The Work
Mishra framed turbulent mixing in stratified shear flow as a decision problem and used a model-free actor-critic algorithm to search for forcing strategies that maximise a turbulent flux coefficient.
What Worked
The learned policy achieves 20% better mixing than a random strategy at the same level of energetic forcing.
What Has Been Achieved
Working in a 2D simulated flow with a deliberately low-dimensional action space for tractability, the learned strategy improved mixing by 20% over a random policy at the same energy budget. She released fluidframe, an open codebase for reinforcement learning in fluid environments.
What Was Learned
Apparent training instability turned out to be an artifact of partial observability; the fix came from reinforcement-learning expertise, not from AI hypothesis tools.
About
Shruti is a multidisciplinary scientist with expertise in reinforcement learning and continuum mechanics.
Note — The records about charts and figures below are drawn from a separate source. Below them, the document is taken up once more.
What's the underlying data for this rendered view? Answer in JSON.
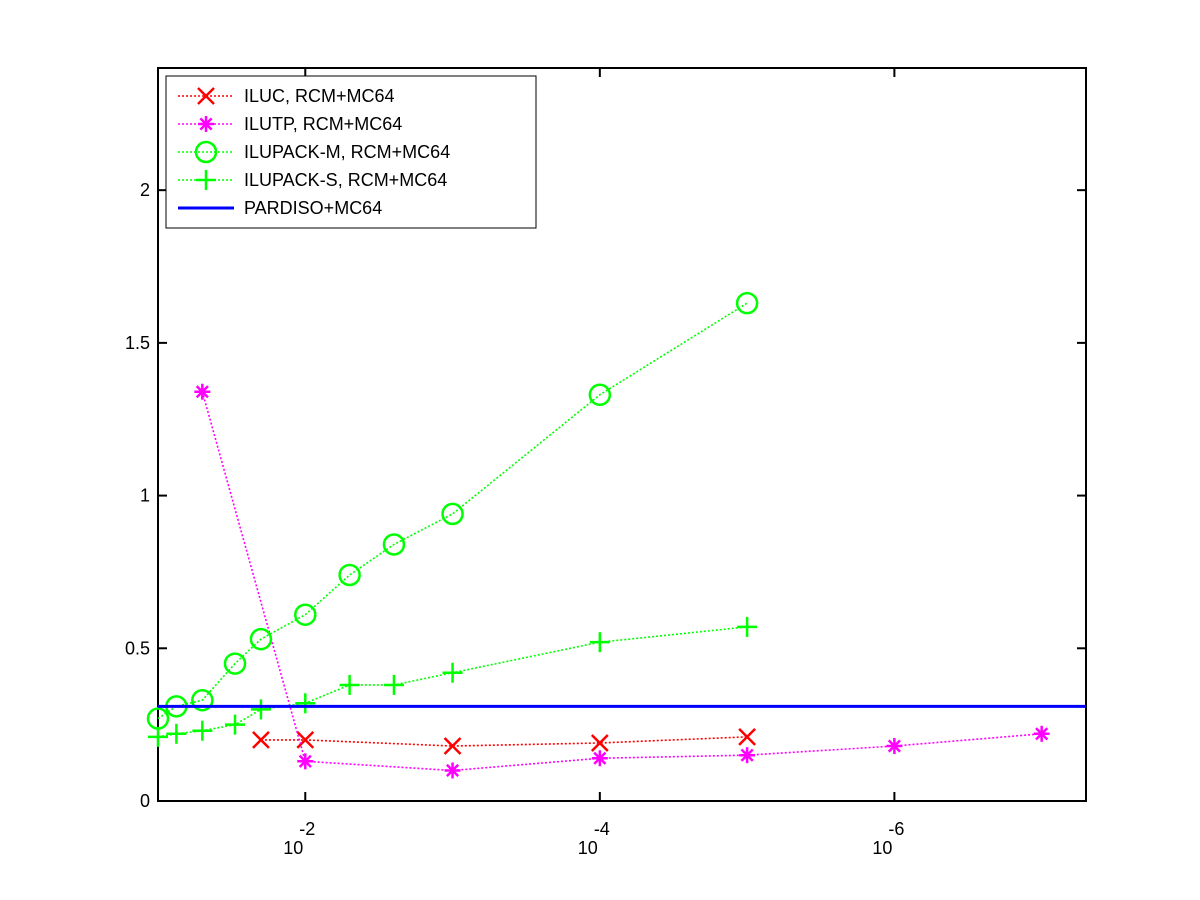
{
  "chart_data": {
    "type": "line",
    "title": "",
    "xlabel": "",
    "ylabel": "",
    "x_scale": "log-reversed",
    "xlim": [
      0.1,
      5e-08
    ],
    "ylim": [
      0,
      2.4
    ],
    "grid": false,
    "legend_position": "top-left",
    "x_ticks": [
      {
        "value": 0.01,
        "base": "10",
        "exp": "-2"
      },
      {
        "value": 0.0001,
        "base": "10",
        "exp": "-4"
      },
      {
        "value": 1e-06,
        "base": "10",
        "exp": "-6"
      }
    ],
    "y_ticks": [
      {
        "value": 0,
        "label": "0"
      },
      {
        "value": 0.5,
        "label": "0.5"
      },
      {
        "value": 1,
        "label": "1"
      },
      {
        "value": 1.5,
        "label": "1.5"
      },
      {
        "value": 2,
        "label": "2"
      }
    ],
    "series": [
      {
        "name": "ILUC, RCM+MC64",
        "color": "#ff0000",
        "marker": "x",
        "line": "dotted",
        "points": [
          {
            "x": 0.02,
            "y": 0.2
          },
          {
            "x": 0.01,
            "y": 0.2
          },
          {
            "x": 0.001,
            "y": 0.18
          },
          {
            "x": 0.0001,
            "y": 0.19
          },
          {
            "x": 1e-05,
            "y": 0.21
          }
        ]
      },
      {
        "name": "ILUTP, RCM+MC64",
        "color": "#ff00ff",
        "marker": "asterisk",
        "line": "dotted",
        "points": [
          {
            "x": 0.05,
            "y": 1.34
          },
          {
            "x": 0.01,
            "y": 0.13
          },
          {
            "x": 0.001,
            "y": 0.1
          },
          {
            "x": 0.0001,
            "y": 0.14
          },
          {
            "x": 1e-05,
            "y": 0.15
          },
          {
            "x": 1e-06,
            "y": 0.18
          },
          {
            "x": 1e-07,
            "y": 0.22
          }
        ]
      },
      {
        "name": "ILUPACK-M, RCM+MC64",
        "color": "#00ff00",
        "marker": "circle",
        "line": "dotted",
        "points": [
          {
            "x": 0.1,
            "y": 0.27
          },
          {
            "x": 0.075,
            "y": 0.31
          },
          {
            "x": 0.05,
            "y": 0.33
          },
          {
            "x": 0.03,
            "y": 0.45
          },
          {
            "x": 0.02,
            "y": 0.53
          },
          {
            "x": 0.01,
            "y": 0.61
          },
          {
            "x": 0.005,
            "y": 0.74
          },
          {
            "x": 0.0025,
            "y": 0.84
          },
          {
            "x": 0.001,
            "y": 0.94
          },
          {
            "x": 0.0001,
            "y": 1.33
          },
          {
            "x": 1e-05,
            "y": 1.63
          }
        ]
      },
      {
        "name": "ILUPACK-S, RCM+MC64",
        "color": "#00ff00",
        "marker": "plus",
        "line": "dotted",
        "points": [
          {
            "x": 0.1,
            "y": 0.21
          },
          {
            "x": 0.075,
            "y": 0.22
          },
          {
            "x": 0.05,
            "y": 0.23
          },
          {
            "x": 0.03,
            "y": 0.25
          },
          {
            "x": 0.02,
            "y": 0.3
          },
          {
            "x": 0.01,
            "y": 0.32
          },
          {
            "x": 0.005,
            "y": 0.38
          },
          {
            "x": 0.0025,
            "y": 0.38
          },
          {
            "x": 0.001,
            "y": 0.42
          },
          {
            "x": 0.0001,
            "y": 0.52
          },
          {
            "x": 1e-05,
            "y": 0.57
          }
        ]
      },
      {
        "name": "PARDISO+MC64",
        "color": "#0000ff",
        "marker": "none",
        "line": "solid",
        "points": [
          {
            "x": 0.1,
            "y": 0.31
          },
          {
            "x": 5e-08,
            "y": 0.31
          }
        ]
      }
    ]
  }
}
Prior to Cambridge, she worked as a Research Scientist at Sony AI, developing methods for PlayStation games and open-source domains. She earned her PhD in Applied Mathematics from Harvard University (2021), where she focused on continuum mechanics, computation, and machine learning. Her research interests span from reinforcement learning in continuous control environments to fluid mechanics and computational methods.
Lab & Advisors

Miles Cranmer
University of Cambridge
Assistant Professor of Data Intensive Science at University of Cambridge
Miles Cranmer is a faculty member at the University of Cambridge in the Department of Applied Mathematics and Theoretical Physics, the Institute of Astronomy, and the Kavli Institute for Cosmology. His lab advances AI-driven discovery in the physical sciences, and he leads the machine learning module of Cambridge’s MPhil in Data Intensive Science. Miles co-founded PolymathicAI, an international collaboration building large-scale foundation models for scientific data, and his group develops an ecosystem of open-source tools, such as PySR, which are used widely across the sciences. Before moving his group to Cambridge, he spent time at Princeton University, Google DeepMind, and Flatiron Institute.